Trips to the State House alternate with biweekly classes on campus. Students spend time discussing and analyzing some of New Jersey’s most controversial bills, laws and political and social issues. Classroom sessions on current “Hot Topics” feature visits from Legislators, lobbyists and officials from governmental agencies, which included Congressman Rodney Frelinghuysen who represents New Jersey’s 11th congressional district in the U.S. House of Representatives, Assemblyman Thomas P. Giblin, who represents New Jersey’s 34th Legislative District in the State General Assembly, Brendan Gill, a Freeholder representing New Jersey’s Fifth District and Little Falls Town Council hopeful, James Damiano.

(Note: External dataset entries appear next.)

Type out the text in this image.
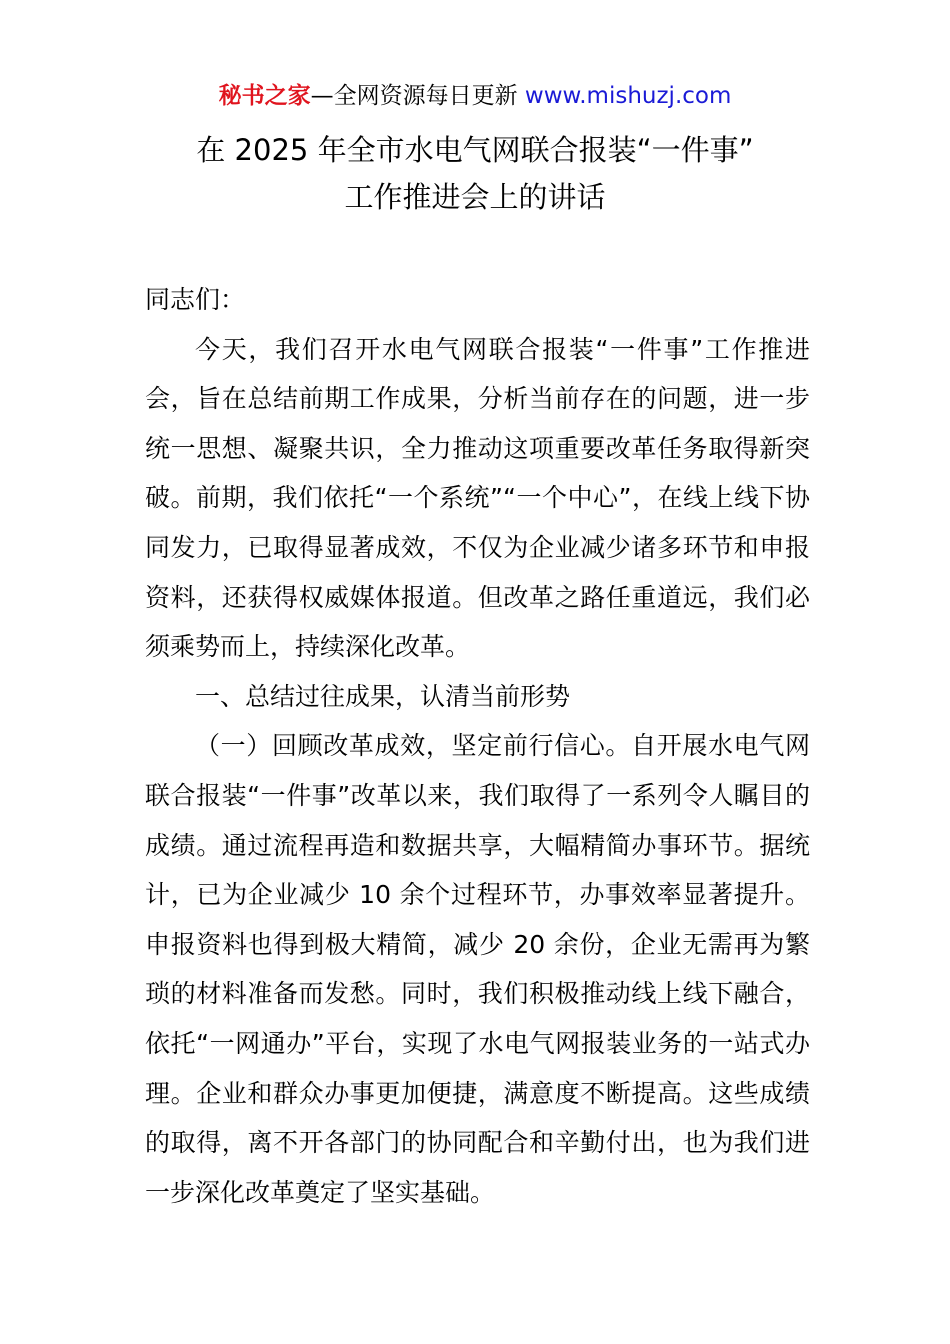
秘书之家—全网资源每日更新 www.mishuzj.com
在 2025 年全市水电气网联合报装“一件事”
工作推进会上的讲话

同志们：

今天，我们召开水电气网联合报装“一件事”工作推进会，旨在总结前期工作成果，分析当前存在的问题，进一步统一思想、凝聚共识，全力推动这项重要改革任务取得新突破。前期，我们依托“一个系统”“一个中心”，在线上线下协同发力，已取得显著成效，不仅为企业减少诸多环节和申报资料，还获得权威媒体报道。但改革之路任重道远，我们必须乘势而上，持续深化改革。

一、总结过往成果，认清当前形势

（一）回顾改革成效，坚定前行信心。自开展水电气网联合报装“一件事”改革以来，我们取得了一系列令人瞩目的成绩。通过流程再造和数据共享，大幅精简办事环节。据统计，已为企业减少 10 余个过程环节，办事效率显著提升。申报资料也得到极大精简，减少 20 余份，企业无需再为繁琐的材料准备而发愁。同时，我们积极推动线上线下融合，依托“一网通办”平台，实现了水电气网报装业务的一站式办理。企业和群众办事更加便捷，满意度不断提高。这些成绩的取得，离不开各部门的协同配合和辛勤付出，也为我们进一步深化改革奠定了坚实基础。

The students who are currently enrolled in the course have expressed great enthusiasm about their overall experience. Chelsea Wuesthoff states that she appreciates the realistic view of state government and the hands-on experience that the internship provides. “It’s a great opportunity,” she exclaimed. Student Niku Letang employs a different perspective. “I have become very inspired by the stories and accomplishments of some of the legislators that we have met. It is also nice to know the person behind the politics. This experience completely humanizes them.” The course is taught by Professor Sal Anderton, and the internship is directed by Director of Government Relations, Shivaun Gaines. Professor Anderton’s years of experience as a lobbyist and vast knowledge of New Jersey’s Legislative process also contribute to the students’ overall experience at the State House and in the classroom. When asked about the most important thing he wants students to gain from the internship, Professor Anderton stated, “[To show] how complex state government is, but at the same time, how politics and government are personal to the people involved.”